The April decline in payrolls of 539,000 was a smaller decline than the published economist median expectation of 600,000, but still represents bad economic news.
Part of the smaller decline is explained by a 72,000 jump in government payrolls, which hardly helps the wealth-producing private sector. There, widespread losses occurred, including a drop of 149,000 in manufacturing and 110,000 in construction.
It is hard to derive a positive spin from the recent market argument that at least the rate of decline in economic data is slowing.
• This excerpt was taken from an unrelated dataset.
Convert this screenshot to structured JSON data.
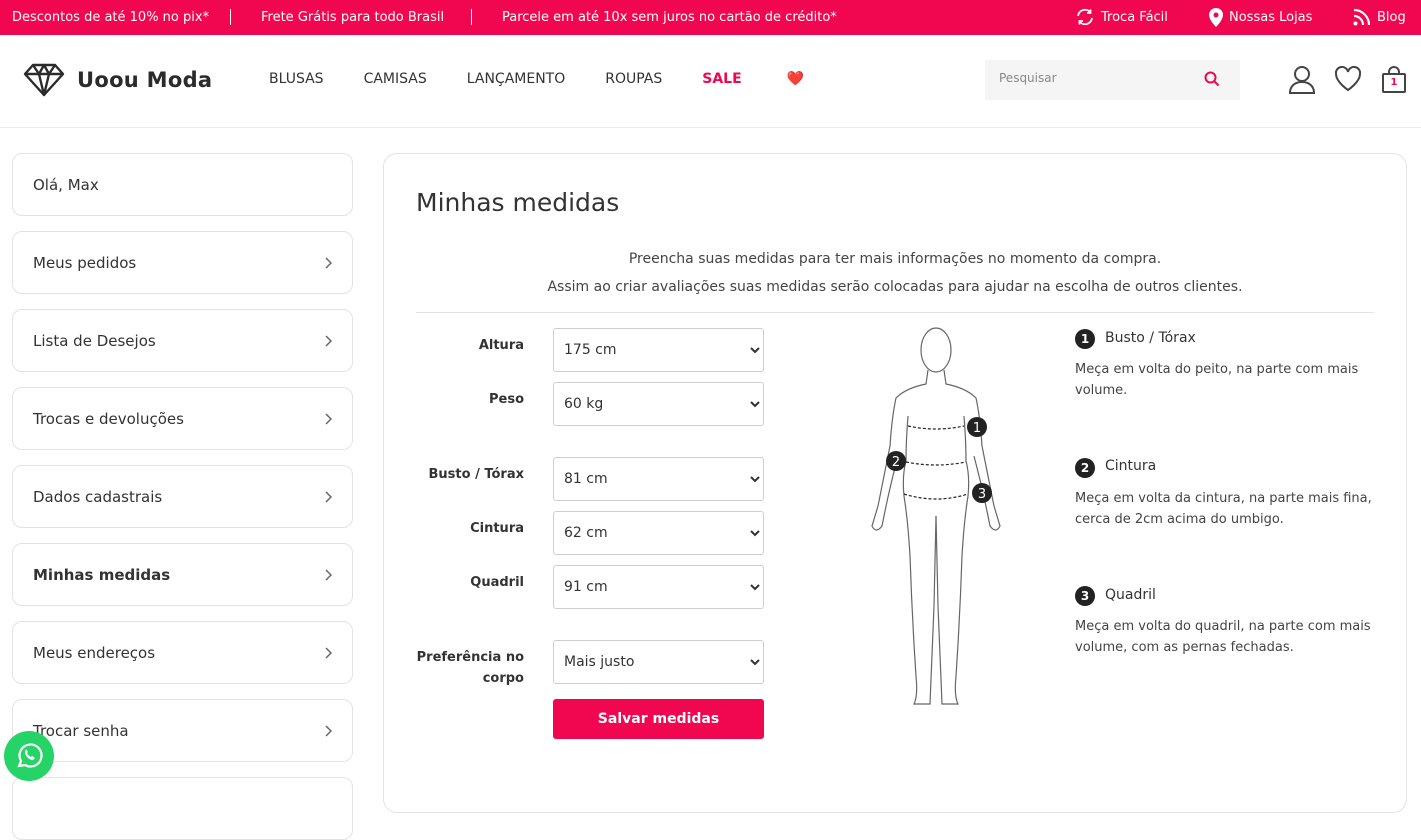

The increase of 0.4 to 8.9% in the unemployment rate was in-line with expectations, but also noteworthy. The 2009 Obama administration budget (ended Sept. 30, 2009) called for a $1.7 trillion deficit. The economic assumptions assumed an 8.1% average unemployment rate for 2009. That looks like a very long stretch at this time, as the rate is likely to move higher the next few months. That implies that the deficit this fiscal year will be higher than forecast.
Hourly earnings growth did not add much to consumer buying power. Hourly earnings were up $0.01 to $18.51 an hour, which is reported as a 0.1% increase.
There have been hopes recently of a steadying in consumer spending leading to a stabilization in economic trends this fall or later this year, but the data does not provide much support for that argument. These are still massive job losses and wage gains are minimal.
Granted, payroll trends do lag overall economic trends, but unless businesses start to show a willingness to hire and not just to lay off fewer people, the market may be ahead of itself in looking at the recent economic data as harbingers of much better trends.